PDI is one of the largest providers of voter data and campaigning solutions to political campaigns and organizations. PDI has worked with thousands of campaigns and organizations to provide data solutions and campaigning software. PDI is building voter data and software to power the next generation of political organizing, digital, and fundraising tools for campaigns and organizations.
We are seeking an experienced data scientist to join our team as we work to build additional data improvements for our campaigns heading into the coming election cycle and for years to come.
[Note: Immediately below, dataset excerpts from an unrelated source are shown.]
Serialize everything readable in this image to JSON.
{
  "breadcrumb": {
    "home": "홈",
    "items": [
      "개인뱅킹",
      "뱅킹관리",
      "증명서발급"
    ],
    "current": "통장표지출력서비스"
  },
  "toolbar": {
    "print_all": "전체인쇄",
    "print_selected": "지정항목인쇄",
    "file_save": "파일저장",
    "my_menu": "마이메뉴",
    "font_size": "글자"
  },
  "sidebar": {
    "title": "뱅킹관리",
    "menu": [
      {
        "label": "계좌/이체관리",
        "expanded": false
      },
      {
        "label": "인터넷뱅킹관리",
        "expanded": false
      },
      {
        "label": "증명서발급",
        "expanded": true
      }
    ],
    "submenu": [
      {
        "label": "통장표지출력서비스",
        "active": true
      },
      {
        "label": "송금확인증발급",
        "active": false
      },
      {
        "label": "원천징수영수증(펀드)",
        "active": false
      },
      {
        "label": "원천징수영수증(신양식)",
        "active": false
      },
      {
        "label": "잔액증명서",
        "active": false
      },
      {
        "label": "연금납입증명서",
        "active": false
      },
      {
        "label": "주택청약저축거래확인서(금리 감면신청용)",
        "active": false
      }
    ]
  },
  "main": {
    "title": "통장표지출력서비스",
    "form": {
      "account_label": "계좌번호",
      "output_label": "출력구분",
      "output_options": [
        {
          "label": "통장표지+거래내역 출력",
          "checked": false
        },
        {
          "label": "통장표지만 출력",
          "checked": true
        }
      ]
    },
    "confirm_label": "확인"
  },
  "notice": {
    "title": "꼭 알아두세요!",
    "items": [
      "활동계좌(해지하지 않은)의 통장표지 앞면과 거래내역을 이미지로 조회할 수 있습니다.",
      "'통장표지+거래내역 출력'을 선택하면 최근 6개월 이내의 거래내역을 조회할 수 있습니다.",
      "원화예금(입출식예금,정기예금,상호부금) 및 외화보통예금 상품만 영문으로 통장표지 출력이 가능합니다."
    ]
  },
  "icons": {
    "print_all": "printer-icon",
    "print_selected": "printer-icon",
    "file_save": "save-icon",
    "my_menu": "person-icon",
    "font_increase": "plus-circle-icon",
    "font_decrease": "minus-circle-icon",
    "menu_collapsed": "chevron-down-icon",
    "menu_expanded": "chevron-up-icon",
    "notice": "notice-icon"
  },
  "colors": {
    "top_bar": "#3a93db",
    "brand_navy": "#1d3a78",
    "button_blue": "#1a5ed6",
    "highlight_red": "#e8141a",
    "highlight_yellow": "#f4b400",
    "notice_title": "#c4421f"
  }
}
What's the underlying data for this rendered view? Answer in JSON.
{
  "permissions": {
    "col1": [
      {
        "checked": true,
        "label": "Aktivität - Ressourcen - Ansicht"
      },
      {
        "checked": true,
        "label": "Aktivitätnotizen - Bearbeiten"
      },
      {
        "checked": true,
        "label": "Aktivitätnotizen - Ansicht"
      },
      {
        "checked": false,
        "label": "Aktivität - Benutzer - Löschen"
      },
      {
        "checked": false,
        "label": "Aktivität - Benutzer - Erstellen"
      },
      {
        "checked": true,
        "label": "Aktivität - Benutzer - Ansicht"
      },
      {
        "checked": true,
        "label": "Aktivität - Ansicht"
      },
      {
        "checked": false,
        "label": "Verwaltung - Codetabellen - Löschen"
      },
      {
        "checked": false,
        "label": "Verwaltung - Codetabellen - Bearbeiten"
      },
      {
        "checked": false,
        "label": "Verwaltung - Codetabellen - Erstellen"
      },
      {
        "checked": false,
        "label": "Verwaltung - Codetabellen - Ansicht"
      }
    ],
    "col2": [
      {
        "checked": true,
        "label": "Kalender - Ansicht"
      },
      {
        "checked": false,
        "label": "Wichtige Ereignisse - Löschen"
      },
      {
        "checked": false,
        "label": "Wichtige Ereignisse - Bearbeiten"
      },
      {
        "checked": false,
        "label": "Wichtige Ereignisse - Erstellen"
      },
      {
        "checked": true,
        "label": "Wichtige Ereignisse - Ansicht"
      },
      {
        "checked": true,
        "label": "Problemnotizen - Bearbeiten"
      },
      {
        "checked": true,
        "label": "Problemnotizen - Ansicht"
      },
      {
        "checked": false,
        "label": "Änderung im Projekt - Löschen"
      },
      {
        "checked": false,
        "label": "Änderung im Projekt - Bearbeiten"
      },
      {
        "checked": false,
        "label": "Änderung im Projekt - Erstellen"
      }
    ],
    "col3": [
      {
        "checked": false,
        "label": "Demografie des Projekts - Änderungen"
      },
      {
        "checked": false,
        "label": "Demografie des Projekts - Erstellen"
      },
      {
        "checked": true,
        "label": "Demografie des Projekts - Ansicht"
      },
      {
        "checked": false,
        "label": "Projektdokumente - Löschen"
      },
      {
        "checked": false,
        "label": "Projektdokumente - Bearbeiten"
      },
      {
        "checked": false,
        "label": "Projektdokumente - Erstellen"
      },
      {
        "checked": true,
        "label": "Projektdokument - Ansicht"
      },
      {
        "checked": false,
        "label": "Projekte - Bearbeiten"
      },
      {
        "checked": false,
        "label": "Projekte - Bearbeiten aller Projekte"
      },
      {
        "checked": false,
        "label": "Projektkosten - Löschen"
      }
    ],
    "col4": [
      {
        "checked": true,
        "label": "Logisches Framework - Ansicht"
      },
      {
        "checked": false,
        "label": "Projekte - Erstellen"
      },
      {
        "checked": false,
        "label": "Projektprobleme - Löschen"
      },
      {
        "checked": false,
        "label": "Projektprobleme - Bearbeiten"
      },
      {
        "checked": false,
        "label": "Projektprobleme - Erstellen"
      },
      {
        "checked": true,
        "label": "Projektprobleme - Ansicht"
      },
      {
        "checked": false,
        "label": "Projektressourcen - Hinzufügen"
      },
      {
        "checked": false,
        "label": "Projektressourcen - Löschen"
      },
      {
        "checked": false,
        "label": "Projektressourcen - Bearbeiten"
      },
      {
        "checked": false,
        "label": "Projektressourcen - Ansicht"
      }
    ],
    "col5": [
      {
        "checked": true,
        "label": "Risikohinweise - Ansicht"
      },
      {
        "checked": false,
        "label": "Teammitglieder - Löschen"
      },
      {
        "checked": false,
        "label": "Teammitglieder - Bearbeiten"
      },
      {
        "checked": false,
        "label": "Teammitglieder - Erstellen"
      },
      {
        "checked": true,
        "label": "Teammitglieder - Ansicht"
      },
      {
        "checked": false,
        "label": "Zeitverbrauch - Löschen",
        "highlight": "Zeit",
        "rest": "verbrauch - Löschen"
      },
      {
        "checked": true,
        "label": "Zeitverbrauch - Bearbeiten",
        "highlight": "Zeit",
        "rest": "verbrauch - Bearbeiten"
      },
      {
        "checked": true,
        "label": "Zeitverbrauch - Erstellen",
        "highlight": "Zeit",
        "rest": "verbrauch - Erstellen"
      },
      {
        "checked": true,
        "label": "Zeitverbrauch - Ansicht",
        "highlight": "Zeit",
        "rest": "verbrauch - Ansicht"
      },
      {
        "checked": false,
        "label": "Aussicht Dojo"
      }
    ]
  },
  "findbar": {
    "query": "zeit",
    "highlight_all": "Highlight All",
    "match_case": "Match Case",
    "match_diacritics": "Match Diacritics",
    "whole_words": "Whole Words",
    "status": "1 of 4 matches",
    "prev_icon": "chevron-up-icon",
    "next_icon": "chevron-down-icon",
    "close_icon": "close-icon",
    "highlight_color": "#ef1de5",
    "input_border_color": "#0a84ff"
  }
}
The successful candidate will be responsible for using large datasets to create and maintain voter models, analyze voting trends and patterns, and utilize emerging technologies to enhance our voter data products.
This is a remote position reporting to the Director of Data Operations.
The salary range for this role is: $125,000 - $150,000
- 3-5+ years of full-time experience in quantitative data analysis, data science, and development of tools.
- Bachelor’s or Master's degree in a quantitative field such as statistics, data science, computer science, or mathematics.
- At least three years of experience in a data science or analytics role, focusing on large data sets and statistical modeling.
- Knowledge of machine learning techniques and their application in data analysis
- Strong analytical and problem-solving skills, with an ability to work in a fast-paced, dynamic environment
- Excellent communication and collaboration skills, with an ability to effectively present findings and insights to technical and non-technical internal staff
- Experience designing, building, and deploying models.
- Strong knowledge of APIs and API design
- A willingness to dive deep, experiment rapidly, take on new challenges, and get things done.
- Experience working collaboratively in a team and be comfortable communicating complex ideas to both technical and non-technical audiences.
- Demonstrated knowledge of R, Python, or other analytical programming languages.
- Ability to query large data sets using SQL or Spark
- Experience using Data visualization software such as Tableau or Power BI.
- Experience applying statistical and machine learning techniques such as regression, time series forecasting, clustering, optimization, etc.
- Use large and complex data sets to build and maintain models to predict voter behavior, patterns, and trends.
- Conduct statistical analysis and provide insights into voter preferences and tendencies utilizing multiple data sets such as completed surveys, census data, and precinct-level election history.
- Work as a part of a team with technical and business development staff to develop new voter data products and features.
- Present data to internal teams, including how clients can utilize new voter models and data products.
- Continuously monitor and evaluate the effectiveness of voter models and data products, and recommend improvements.
- Lead efforts for statistical modeling, machine learning, and data analysis techniques, using a deep knowledge of the voter landscape and related data sources ranging from US Census Data to county-level election files.
- Develop data and tools for voter analysis, campaign targeting, and a better understanding of likely individual-level voter behavior using programming languages such as Python and R.
- Design and conduct surveys using email-to-web or text-to-web and Survey Monkey to collect additional information on voters in a manner that can be converted to modeling and voter data improvements.
- Build production-quality solutions and work with the infrastructure team to integrate them into business applications.
- Work with the product and development teams to build dashboards that allow clients to analyze data.
- Knowledge of California's political, demographic, and geographic features and how those can be utilized to understand voter data and campaign strategies.
- Experience in the political or civic engagement field, focusing on voter data and analytics.
- Knowledge of the U.S. political landscape and election cycles.
- Experience with geospatial analysis and mapping tools.
- Knowledge of data privacy and security regulations.